Erdozain argues that Marx’s religious critique is at the heart of his political economy. If egoism can be shown to be at the heart of religious belief, then it would be a relatively simple task to transfer this critique to free market pieties as well. “Religion had been exposed as the cipher of self-interest. It only remained to apply the same principle to the capricious deity of the free market and the silver-tongued chimera of democracy” (247). Marx adopts his “prophetic idiom” in the service of a “ruthless” critique rooted in religious critique that expands to apply, as he writes in an early text, to “everything existing.” Indeed, one of the key slogans of Communism, “from each according to his ability, to each according to his needs,” has been traced to the New Testament Acts of the Apostles (260).

The book is not without its flaws. As I alluded to previously, I believe the biggest problem is that it replaces the grand narrative of secularization as the basis of modernity with one of immanent critique. As with any grand narrative, one suspects that the story is much more complex. For example, in his mammoth project of intellectual history, Jonathan Israel distinguishes between a moderate Enlightenment and a radical Enlightenment indebted to Spinoza.3 One wonders how Erdozain’s tale fits with Israel’s, who is only mentioned briefly in Erdozain’s book. One also wonders how figures such as Nietzsche and Hegel, who each only have bit parts in Erdozain’s story, figure into it. Nevertheless, Erdozain’s book accomplishes what good intellectual history should: it forces us to reconsider positions we had been taught to think were obvious.

Endnote

[1] Often, though not always. Hans Blumenberg, for example, in The Legitimacy of the Modern Age (Cambridge, MA: MIT Press, 1985) proceeds, like Erdozain, to contest the framing of the secularization hypothesis as it was originally formulated by Karl Löwith, who posits a radical break between modernity and the Middle Ages and calls this radical break ‘secularization’. Blumenberg rejects Löwith’s analysis and replaces it with an account of modernity as an attempt to ward off Gnosticism. Erdozain follows Charles Taylor in pinning the roots of secularization in the Reformation, though Taylor’s account finds the basis for secularization in modern unbelief rather than religious belief.

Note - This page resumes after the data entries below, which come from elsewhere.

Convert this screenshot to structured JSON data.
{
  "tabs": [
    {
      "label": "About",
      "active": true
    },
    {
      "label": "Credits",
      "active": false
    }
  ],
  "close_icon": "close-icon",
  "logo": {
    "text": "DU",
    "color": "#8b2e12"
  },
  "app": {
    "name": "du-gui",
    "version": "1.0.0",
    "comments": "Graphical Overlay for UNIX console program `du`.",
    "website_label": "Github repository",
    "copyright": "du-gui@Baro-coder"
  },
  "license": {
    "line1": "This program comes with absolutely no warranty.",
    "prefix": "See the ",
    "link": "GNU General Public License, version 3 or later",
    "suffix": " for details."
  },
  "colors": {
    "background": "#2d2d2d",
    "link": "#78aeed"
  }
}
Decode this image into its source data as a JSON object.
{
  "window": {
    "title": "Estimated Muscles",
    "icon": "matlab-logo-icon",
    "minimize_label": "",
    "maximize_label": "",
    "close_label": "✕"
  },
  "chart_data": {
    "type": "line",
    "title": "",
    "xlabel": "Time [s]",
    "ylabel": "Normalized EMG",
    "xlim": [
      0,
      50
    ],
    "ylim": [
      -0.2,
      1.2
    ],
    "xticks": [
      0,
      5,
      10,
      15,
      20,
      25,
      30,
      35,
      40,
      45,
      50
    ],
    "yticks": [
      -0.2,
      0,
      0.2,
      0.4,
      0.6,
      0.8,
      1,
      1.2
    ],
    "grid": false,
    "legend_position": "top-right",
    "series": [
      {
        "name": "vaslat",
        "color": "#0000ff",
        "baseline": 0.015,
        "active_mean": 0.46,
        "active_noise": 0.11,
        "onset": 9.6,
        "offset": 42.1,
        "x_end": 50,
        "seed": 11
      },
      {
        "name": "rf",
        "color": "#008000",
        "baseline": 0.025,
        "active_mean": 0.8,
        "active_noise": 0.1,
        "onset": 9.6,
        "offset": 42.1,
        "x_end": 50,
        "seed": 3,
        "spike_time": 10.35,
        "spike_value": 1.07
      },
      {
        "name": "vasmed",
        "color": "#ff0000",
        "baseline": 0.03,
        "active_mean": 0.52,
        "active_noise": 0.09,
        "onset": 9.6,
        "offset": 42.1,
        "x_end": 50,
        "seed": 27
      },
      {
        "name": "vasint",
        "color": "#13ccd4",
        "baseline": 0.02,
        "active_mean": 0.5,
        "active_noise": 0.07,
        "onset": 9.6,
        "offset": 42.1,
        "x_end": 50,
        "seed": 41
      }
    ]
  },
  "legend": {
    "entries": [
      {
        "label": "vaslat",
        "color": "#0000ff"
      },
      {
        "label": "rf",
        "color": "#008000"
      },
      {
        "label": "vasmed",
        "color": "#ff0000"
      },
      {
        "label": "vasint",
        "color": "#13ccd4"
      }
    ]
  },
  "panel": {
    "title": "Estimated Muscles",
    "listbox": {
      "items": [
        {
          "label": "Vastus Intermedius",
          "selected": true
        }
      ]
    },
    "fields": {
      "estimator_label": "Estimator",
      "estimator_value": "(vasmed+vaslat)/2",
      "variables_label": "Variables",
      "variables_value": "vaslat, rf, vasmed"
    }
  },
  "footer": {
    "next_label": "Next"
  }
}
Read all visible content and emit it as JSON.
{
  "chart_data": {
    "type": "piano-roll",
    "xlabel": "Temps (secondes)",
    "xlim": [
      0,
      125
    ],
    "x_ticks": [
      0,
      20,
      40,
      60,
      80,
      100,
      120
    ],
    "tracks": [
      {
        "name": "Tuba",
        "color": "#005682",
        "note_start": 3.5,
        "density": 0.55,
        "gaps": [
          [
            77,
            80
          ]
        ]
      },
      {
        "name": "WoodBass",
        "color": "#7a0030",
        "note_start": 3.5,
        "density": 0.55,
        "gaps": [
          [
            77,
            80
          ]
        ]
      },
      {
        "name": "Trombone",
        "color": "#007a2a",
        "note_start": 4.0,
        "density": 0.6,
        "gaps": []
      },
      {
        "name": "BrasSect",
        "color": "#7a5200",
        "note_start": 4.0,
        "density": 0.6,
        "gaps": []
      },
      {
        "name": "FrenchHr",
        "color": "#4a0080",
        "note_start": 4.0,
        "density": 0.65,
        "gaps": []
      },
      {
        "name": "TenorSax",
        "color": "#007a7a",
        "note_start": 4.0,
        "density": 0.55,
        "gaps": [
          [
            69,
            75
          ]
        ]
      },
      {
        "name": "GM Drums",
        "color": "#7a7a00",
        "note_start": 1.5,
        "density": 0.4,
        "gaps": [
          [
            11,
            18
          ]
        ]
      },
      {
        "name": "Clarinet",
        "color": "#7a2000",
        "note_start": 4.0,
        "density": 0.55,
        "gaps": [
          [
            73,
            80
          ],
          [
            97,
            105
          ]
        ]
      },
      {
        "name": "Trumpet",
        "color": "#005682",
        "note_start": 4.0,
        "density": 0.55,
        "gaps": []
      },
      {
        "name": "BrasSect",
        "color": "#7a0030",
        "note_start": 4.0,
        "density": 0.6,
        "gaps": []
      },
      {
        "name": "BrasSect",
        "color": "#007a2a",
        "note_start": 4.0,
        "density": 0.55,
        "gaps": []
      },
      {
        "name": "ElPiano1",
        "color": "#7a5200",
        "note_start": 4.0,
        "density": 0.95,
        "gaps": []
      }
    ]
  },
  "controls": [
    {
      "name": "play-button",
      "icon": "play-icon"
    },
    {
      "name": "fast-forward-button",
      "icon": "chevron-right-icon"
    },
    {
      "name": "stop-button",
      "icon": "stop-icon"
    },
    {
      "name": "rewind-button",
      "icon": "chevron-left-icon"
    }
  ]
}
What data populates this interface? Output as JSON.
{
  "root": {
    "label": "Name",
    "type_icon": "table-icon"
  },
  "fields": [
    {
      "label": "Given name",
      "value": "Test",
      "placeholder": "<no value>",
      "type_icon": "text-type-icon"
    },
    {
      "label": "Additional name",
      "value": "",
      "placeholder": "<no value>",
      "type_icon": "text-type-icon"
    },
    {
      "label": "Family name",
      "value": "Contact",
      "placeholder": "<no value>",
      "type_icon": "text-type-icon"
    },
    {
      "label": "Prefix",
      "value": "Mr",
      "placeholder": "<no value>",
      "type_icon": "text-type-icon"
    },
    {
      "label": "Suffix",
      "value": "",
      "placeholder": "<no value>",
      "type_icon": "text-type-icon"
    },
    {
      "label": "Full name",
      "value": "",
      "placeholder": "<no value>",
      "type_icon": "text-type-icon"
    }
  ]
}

[2] In addition to Blumenberg’s The Legitimacy of the Modern Age, see Hans Jonas, The Gnostic Religion (Boston: Beacon Press, 1953), esp. the Epilogue, “Gnosticism, Nihilism, and Existentialism,” pp. 320-341.

[3] A concise single volume summary of the larger project, contrasting a political vision of radical equality indebted to figures such as Descartes, Spinoza, and Bayle against the more moderate Enlightenment vision of characterized by the Scottish thinkers Adam Ferguson and David Hume, can be found in Jonathan Israel, A Revolution of the Mind: Radical Enlightenment and the Intellectual Origins of Modern Democracy (Princeton: Princeton University Press, 2010).